Pocas figuras políticas han representado tan perfectamente el espíritu de la Transición española y la posterior deriva hacia el siglo XXI como Alfredo Pérez Rubalcaba, fallecido hoy en Madrid a causa de un ictus cerebral.
El histórico socialista fue un inteligente político, de aspecto templado, verbo fluido y decisiones firmes que desde mediados de los noventa jugó un papel relevante en la ejecutiva del PSOE, adquiriendo su máximo grado en su último (y triste) periodo al frente del partido.
Rubalcaba, que forma parte de la memoria sentimental de nuestro país, siempre irá ligado a la normalización democrática. Dibujó, como bien gusta a nuestros padres, un perfil moderado, analista, capacitado y pedagógico, fue pieza esencial en varios episodios cumbre del PSOE y, por ende, de la historia política reciente. Su rol más ingrato fue defender durante años, y desde la portavocía del Partido Socialista, todas las tropelías perpetradas por Felipe González y su equipo, del que formaba parte. Fue, digamos, el chico que sacaba la basura, llámese corrupción, Roldán, Mariano Rubio, Filesa o los GAL (papel por el que se ganó el sobrenombre entre la izquierda abertzale de Rugalcaba).

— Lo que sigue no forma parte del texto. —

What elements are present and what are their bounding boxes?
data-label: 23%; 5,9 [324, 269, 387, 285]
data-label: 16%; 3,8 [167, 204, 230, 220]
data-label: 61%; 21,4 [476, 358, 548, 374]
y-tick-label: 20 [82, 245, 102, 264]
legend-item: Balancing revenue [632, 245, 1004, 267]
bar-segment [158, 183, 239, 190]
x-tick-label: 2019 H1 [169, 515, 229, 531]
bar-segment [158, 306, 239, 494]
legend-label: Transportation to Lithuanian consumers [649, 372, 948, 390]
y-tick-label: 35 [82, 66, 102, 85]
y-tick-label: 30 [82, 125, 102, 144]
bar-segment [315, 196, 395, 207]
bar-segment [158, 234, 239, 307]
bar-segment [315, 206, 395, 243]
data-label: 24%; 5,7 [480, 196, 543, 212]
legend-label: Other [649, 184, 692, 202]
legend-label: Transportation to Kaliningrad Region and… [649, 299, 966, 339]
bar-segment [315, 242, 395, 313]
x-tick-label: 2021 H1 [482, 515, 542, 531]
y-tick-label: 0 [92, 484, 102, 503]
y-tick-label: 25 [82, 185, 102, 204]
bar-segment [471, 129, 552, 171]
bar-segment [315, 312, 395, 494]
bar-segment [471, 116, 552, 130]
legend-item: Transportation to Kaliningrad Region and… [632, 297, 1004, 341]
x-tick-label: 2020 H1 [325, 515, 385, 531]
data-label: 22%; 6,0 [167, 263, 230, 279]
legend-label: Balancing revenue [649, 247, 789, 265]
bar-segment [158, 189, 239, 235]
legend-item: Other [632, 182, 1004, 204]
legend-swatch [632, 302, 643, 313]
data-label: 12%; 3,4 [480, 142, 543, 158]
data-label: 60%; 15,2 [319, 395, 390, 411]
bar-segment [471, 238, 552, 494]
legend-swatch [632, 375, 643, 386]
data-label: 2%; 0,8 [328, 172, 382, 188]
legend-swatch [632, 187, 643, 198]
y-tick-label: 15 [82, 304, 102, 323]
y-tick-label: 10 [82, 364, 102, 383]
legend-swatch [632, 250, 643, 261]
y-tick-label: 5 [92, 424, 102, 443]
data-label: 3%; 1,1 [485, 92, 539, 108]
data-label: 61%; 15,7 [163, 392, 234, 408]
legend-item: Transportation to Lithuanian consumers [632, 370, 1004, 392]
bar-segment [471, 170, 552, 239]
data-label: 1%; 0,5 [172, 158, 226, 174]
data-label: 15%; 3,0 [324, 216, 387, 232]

También disfrutó de momentos gratos y reconocidos; fue indispensable, a pesar de haberse situado junto a Bono en un comienzo, en el periodo de José Luis Rodríguez Zapatero al frente del Gobierno. Célebre fue aquella frase decisoria y lapidaria: «Los españoles no se merecen un Gobierno que les mienta», pronunciada los días posteriores al 11M con más razón de la que tuvo nunca. También se le adjudica un papel determinante, a nivel estratégico, en el final de la banda terrorista ETA y en la apertura europeísta de España.
Rubalcaba fue considerado siempre lo que en España se conoce como «un hombre de Estado», es decir, un político que actúa anhelando el bien común, sin detenerse en las siglas o intereses partidistas y con gran sentido de país. Una pieza elemental para un país que tiene que seguir rodando. En realidad, más que un hombre de Estado, Pérez Rubalcaba fue siempre un hombre de ‘establishment’, que es bien diferente.
El ex-secretario socialista apoyó con firmeza a los poderes fácticos en cualquier momento de debilidad o insurrección popular. Fue uno de los instigadores de la reforma del artículo 135, perpetrada en las vacaciones del 2011 con agostidad y alevosía, defendió con uñas y dientes la figura de Juan Carlos de Borbón y de la Casa Real cuando peor lo estaban pasando, y afeó la conducta de los indignados del 15M: “200 personas no pueden poner patas arriba la ciudad”, llegó a decir, legitimando las cargas policiales. Su figura, después de muchos años de protagonismo, era al principio de esta década la de un político que no se enteraba (o no se quería enterar) de lo que se hablaba en la calle: los desahucios, la migración de los jóvenes, la corrupción, la burbuja inmobiliaria…
Rubalcaba fue una de las primeras víctimas de la arrolladora entrada de Podemos en la escena política. Con el viento en contra y los socialistas pidiendo una imagen renovada, se vio forzado a echarse a un lado. En su último día en el Congreso, dejó una imagen reveladora y concluyente: la bancada de un Partido Popular, liderado entonces por Mariano Rajoy, se levantó de forma unánime para aplaudirle. Fue la metáfora perfecta: el sector más conservador del país admitiendo, con un gesto, que lo iban a echar de menos.
Cuando en 2014, ya caduco en medio de esta nueva ola, dejó el PSOE y pasó a un segundo plano, siguió moviendo ficha desde las sombras. Como otros barones socialistas, apoyó las tesis de abstenerse y dejar gobernar a Rajoy, alineándose con el bloque de Susana Díaz en su pulso contra Pedro Sánchez. Rubalcaba persistió en su papel de socio de los grandes poderes. Siguió ligado a El País, del que fue consejero e influyó en su línea editorial, y al Grupo Prisa, sus grandes altavoces mediáticos, que lo trataron siempre con desmedida admiración.
Ahora que corren ríos de tinta sobre sus logros e indudables habilidades conviene también recordar, desde el mayor de los respetos, que decepcionó a muchos socialistas de corazón y apenas tuvo gestos con aquellos que defienden a las clases populares. No se le conoció gesto revolucionario. Rubalcaba fue lo que fue; parte fundamental del engranaje del Régimen del 78, ni más ni menos.